Le brûlot de Costa-Gavras pourrait être considéré comme un pamphlet anti-Europe tant on ressort avec des sentiments durs à l’égard des politiciens de Bruxelles, mais aussi ceux représentant nos propres institutions nationales. Le mépris que l’on ressent surgit de l’effet miroir vis-à-vis de la volonté des peuples, bafoués. La lecture du dégoût profond des bureaucrates de l’Eurogroupe face à l’arrivée au pouvoir de la coalition de la Gauche radicale, laisse des traces. Il nous rappelle la pensée unique que l’on nous rabâchait sur nos propres organes d’information télévisuels, de ceux qui forgent l’opinion publique sans le contexte apporté ici par Gavras et Varoufakis dans son livre.
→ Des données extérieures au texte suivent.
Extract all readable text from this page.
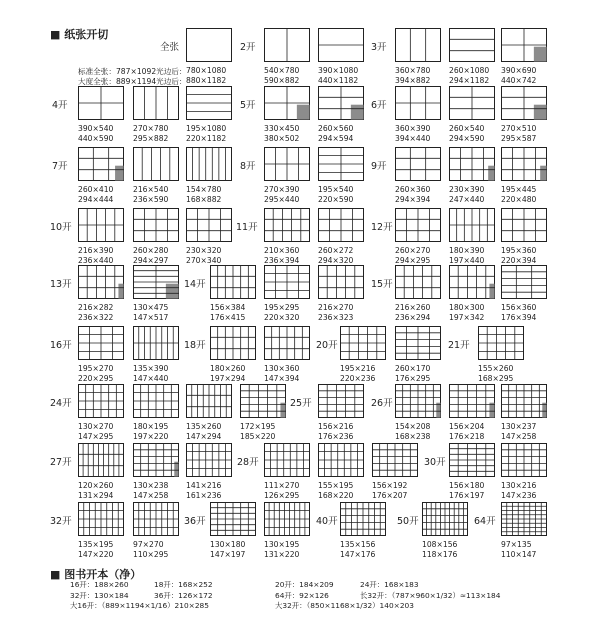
■ 纸张开切
标准全张：787×1092光边后：
大度全张：889×1194光边后：
全张
780×1080
880×1182
2开
540×780
590×882
390×1080
440×1182
3开
360×780
394×882
260×1080
294×1182
390×690
440×742
4开
390×540
440×590
270×780
295×882
195×1080
220×1182
5开
330×450
380×502
260×560
294×594
6开
360×390
394×440
260×540
294×590
270×510
295×587
7开
260×410
294×444
216×540
236×590
154×780
168×882
8开
270×390
295×440
195×540
220×590
9开
260×360
294×394
230×390
247×440
195×445
220×480
10开
216×390
236×440
260×280
294×297
230×320
270×340
11开
210×360
236×394
260×272
294×320
12开
260×270
294×295
180×390
197×440
195×360
220×394
13开
216×282
236×322
130×475
147×517
14开
156×384
176×415
195×295
220×320
216×270
236×323
15开
216×260
236×294
180×300
197×342
156×360
176×394
16开
195×270
220×295
135×390
147×440
18开
180×260
197×294
130×360
147×394
20开
195×216
220×236
260×170
176×295
21开
155×260
168×295
24开
130×270
147×295
180×195
197×220
135×260
147×294
172×195
185×220
25开
156×216
176×236
26开
154×208
168×238
156×204
176×218
130×237
147×258
27开
120×260
131×294
130×238
147×258
141×216
161×236
28开
111×270
126×295
155×195
168×220
156×192
176×207
30开
156×180
176×197
130×216
147×236
32开
135×195
147×220
97×270
110×295
36开
130×180
147×197
130×195
131×220
40开
135×156
147×176
50开
108×156
118×176
64开
97×135
110×147
■ 图书开本（净）
16开：188×260	18开：168×252	20开：184×209	24开：168×183
32开：130×184	36开：126×172	64开：92×126	长32开：（787×960×1/32）≈113×184
大16开：（889×1194×1/16）210×285	大32开：（850×1168×1/32）140×203
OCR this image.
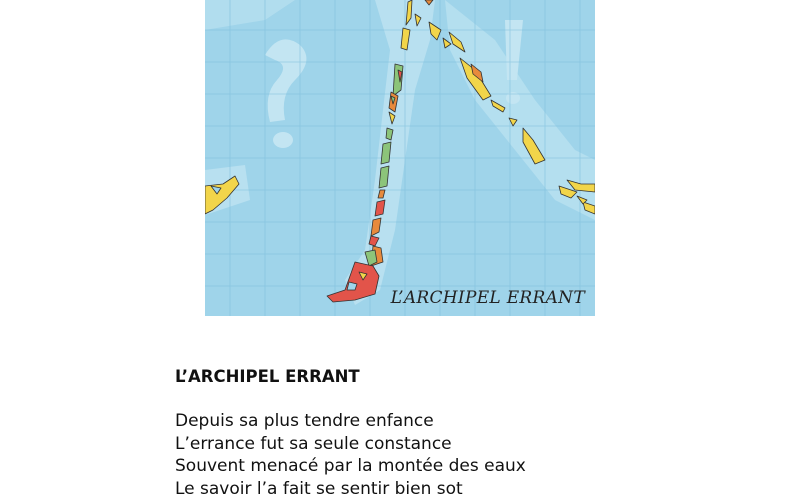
L’ARCHIPEL ERRANT
L’ARCHIPEL ERRANT
Depuis sa plus tendre enfance
L’errance fut sa seule constance
Souvent menacé par la montée des eaux
Le savoir l’a fait se sentir bien sot
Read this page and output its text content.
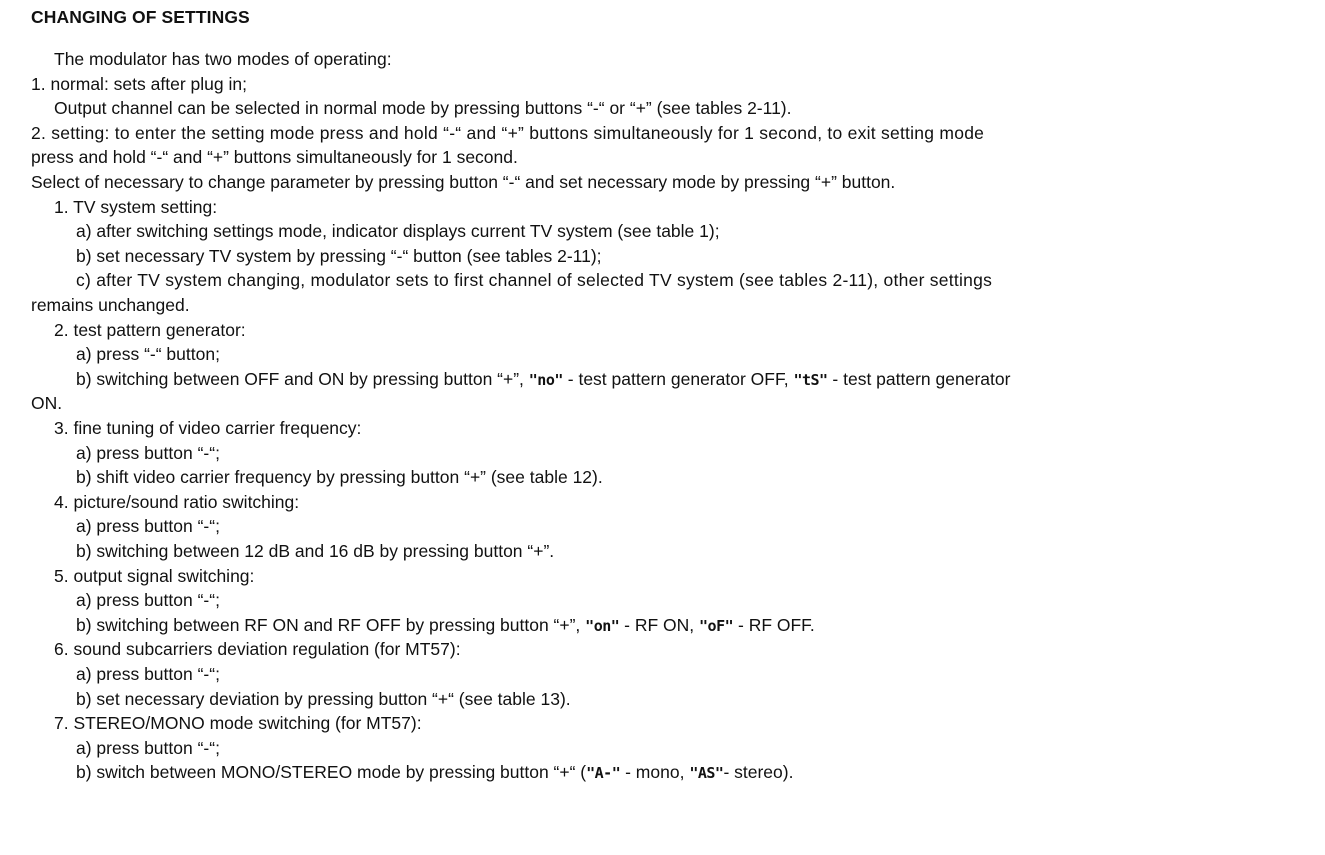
CHANGING OF SETTINGS
The modulator has two modes of operating:
1. normal: sets after plug in;
Output channel can be selected in normal mode by pressing buttons “-“ or “+” (see tables 2-11).
2. setting: to enter the setting mode press and hold “-“ and “+” buttons simultaneously for 1 second, to exit setting mode
press and hold “-“ and “+” buttons simultaneously for 1 second.
Select of necessary to change parameter by pressing button “-“ and set necessary mode by pressing “+” button.
1. TV system setting:
a) after switching settings mode, indicator displays current TV system (see table 1);
b) set necessary TV system by pressing “-“ button (see tables 2-11);
c) after TV system changing, modulator sets to first channel of selected TV system (see tables 2-11), other settings
remains unchanged.
2. test pattern generator:
a) press “-“ button;
b) switching between OFF and ON by pressing button “+”, "no" - test pattern generator OFF, "tS" - test pattern generator
ON.
3. fine tuning of video carrier frequency:
a) press button “-“;
b) shift video carrier frequency by pressing button “+” (see table 12).
4. picture/sound ratio switching:
a) press button “-“;
b) switching between 12 dB and 16 dB by pressing button “+”.
5. output signal switching:
a) press button “-“;
b) switching between RF ON and RF OFF by pressing button “+”, "on" - RF ON, "oF" - RF OFF.
6. sound subcarriers deviation regulation (for MT57):
a) press button “-“;
b) set necessary deviation by pressing button “+“ (see table 13).
7. STEREO/MONO mode switching (for MT57):
a) press button “-“;
b) switch between MONO/STEREO mode by pressing button “+“ ("A-" - mono, "AS"- stereo).
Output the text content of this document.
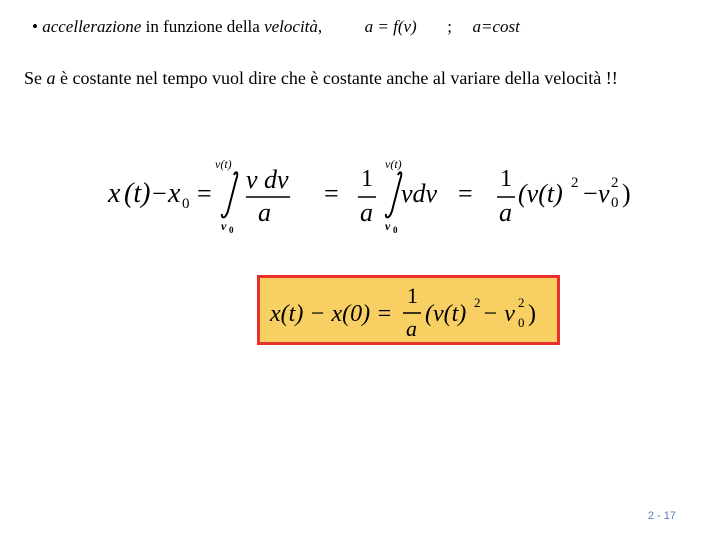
• accellerazione in funzione della velocità,	a = f(v) ; a=cost
Se a è costante nel tempo vuol dire che è costante anche al variare della velocità !!
x (t) − x 0 =
v(t)
v 0
v dv
a
= 1
a
v(t)
v 0
vdv = 1
a
(v(t) 2 − v 2
0 )
x(t) − x(0) =
1
a
(v(t) 2 − v 2
0 )
2 - 17
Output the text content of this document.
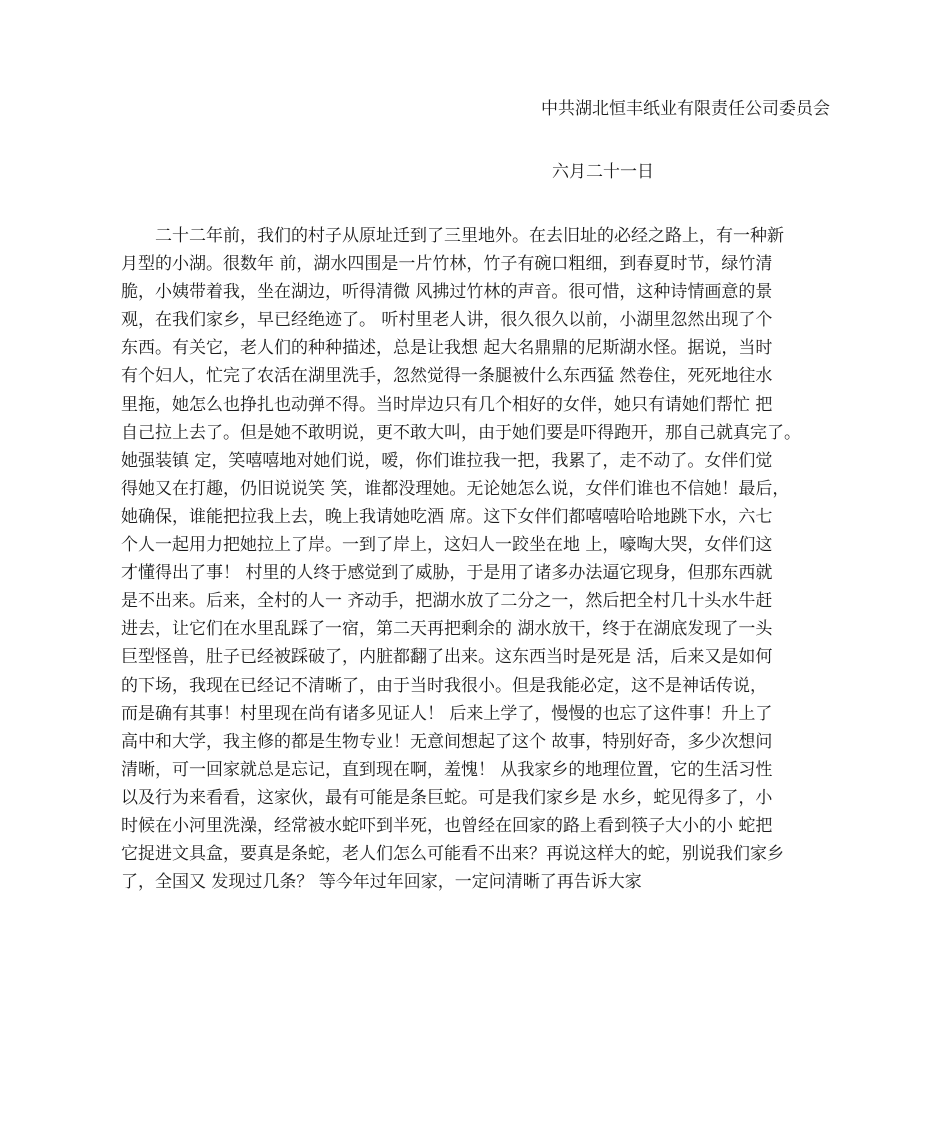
中共湖北恒丰纸业有限责任公司委员会
六月二十一日
　　二十二年前，我们的村子从原址迁到了三里地外。在去旧址的必经之路上，有一种新
月型的小湖。很数年 前，湖水四围是一片竹林，竹子有碗口粗细，到春夏时节，绿竹清
脆，小姨带着我，坐在湖边，听得清微 风拂过竹林的声音。很可惜，这种诗情画意的景
观，在我们家乡，早已经绝迹了。 听村里老人讲，很久很久以前，小湖里忽然出现了个
东西。有关它，老人们的种种描述，总是让我想 起大名鼎鼎的尼斯湖水怪。据说，当时
有个妇人，忙完了农活在湖里洗手，忽然觉得一条腿被什么东西猛 然卷住，死死地往水
里拖，她怎么也挣扎也动弹不得。当时岸边只有几个相好的女伴，她只有请她们帮忙 把
自己拉上去了。但是她不敢明说，更不敢大叫，由于她们要是吓得跑开，那自己就真完了。
她强装镇 定，笑嘻嘻地对她们说，嗳，你们谁拉我一把，我累了，走不动了。女伴们觉
得她又在打趣，仍旧说说笑 笑，谁都没理她。无论她怎么说，女伴们谁也不信她！最后，
她确保，谁能把拉我上去，晚上我请她吃酒 席。这下女伴们都嘻嘻哈哈地跳下水，六七
个人一起用力把她拉上了岸。一到了岸上，这妇人一跤坐在地 上，嚎啕大哭，女伴们这
才懂得出了事！ 村里的人终于感觉到了威胁，于是用了诸多办法逼它现身，但那东西就
是不出来。后来，全村的人一 齐动手，把湖水放了二分之一，然后把全村几十头水牛赶
进去，让它们在水里乱踩了一宿，第二天再把剩余的 湖水放干，终于在湖底发现了一头
巨型怪兽，肚子已经被踩破了，内脏都翻了出来。这东西当时是死是 活，后来又是如何
的下场，我现在已经记不清晰了，由于当时我很小。但是我能必定，这不是神话传说，
而是确有其事！村里现在尚有诸多见证人！ 后来上学了，慢慢的也忘了这件事！升上了
高中和大学，我主修的都是生物专业！无意间想起了这个 故事，特别好奇，多少次想问
清晰，可一回家就总是忘记，直到现在啊，羞愧！ 从我家乡的地理位置，它的生活习性
以及行为来看看，这家伙，最有可能是条巨蛇。可是我们家乡是 水乡，蛇见得多了，小
时候在小河里洗澡，经常被水蛇吓到半死，也曾经在回家的路上看到筷子大小的小 蛇把
它捉进文具盒，要真是条蛇，老人们怎么可能看不出来？再说这样大的蛇，别说我们家乡
了，全国又 发现过几条？ 等今年过年回家，一定问清晰了再告诉大家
Adults in the room, en plein débats sur le Brexit, redonne à la crise grecque une actualité formidable dans l’enseignement que l’on peut en tirer, car Costa-Gavras peut se targuer de ne pas avoir réalisé une œuvre anti-Europe. Son film ne décrit-il pas le combat coûte que coûte d’un peuple pour rester au sein de la monnaie unique? Au moins plaide-t-il pour une Europe à visage plus humain, moins figée dans sa structure, plus proche du peuple. Et de ce fait, Adults in the room peut aussi s’interpréter comme un magnifique manifeste pro-européen, pour une Europe de l’empathie, du social et du citoyen.
Du talent de toutes parts
Réussite totale, Adults in the room est bien le meilleur film de Costa-Gavras sur plusieurs décennies. Outre l’intelligence de sa démarche, il faut citer un sens du montage, de la fluidité, et de la réalisation qui ne laissera personne insensible. L’œuvre est costaude, magnifiée par la musique d’Alexandre Desplat, baignant dans une photographie avenante signée par Yorgos Arvanitis, et surtout, galvanisée par une interprétation sans faille.
Bref, tout le cinéma politique que l’on aime, à la folie, passionnément.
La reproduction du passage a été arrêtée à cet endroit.